Modelling blood vessel growth
Speaker Roeland Merks (CWI) talks about modelling blood vessel growth and the role of contact-inhibited chemotaxis.
Location: CWI, room M279
Modelling de novo and sprouting blood vessel growth: role of contact-inhibited chemotaxis
Blood vessels form either when dispersed endothelial cells (the cells lining the inner walls of fully-formed blood vessels) organize into a vessel network (vasculogenesis), or by sprouting or splitting of existing blood vessels (angiogenesis). Although these mechanisms are closely related biologically, no current model explains both phenomena with a single biophysical mechanism. Most computational models describe sprouting at the level of the blood vessel, ignoring how cell behavior drives branch splitting during sprouting.

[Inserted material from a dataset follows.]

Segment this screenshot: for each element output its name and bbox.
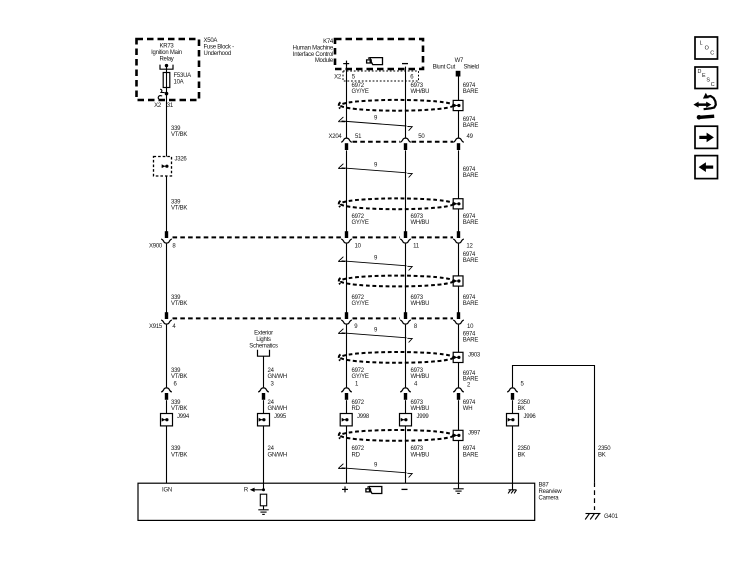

We present a cell-based simulation based on plausible behaviors of endothelial cells. The endothelial cells secrete a chemoattractant, which attracts other endothelial cells. As in the classic Keller-Segel model, chemotaxis causes cells to aggregate into isolated clusters. However, adding adhesion-driven contact inhibition of chemotaxis causes cells to organize into networks and cell aggregates to sprout, reproducing aspects of both de novo and sprouting blood-vessel growth. We discuss two branching instabilities responsible for our results.
Cells at the surface of the cell clusters attempting to migrate to the center of the clusters, produce a buckling-type instability. In a model variant that eliminates the surface normal force, a dissipative mechanism drives sprouting, with the secreted chemical acting both as a chemoattrant and as an inhibitor of pseudopod extension. The branching instabilities responsible for our results, which result from contact inhibition of chemotaxis, are both generic developmental mechanisms and interesting examples of unusual types of patterning instabilities.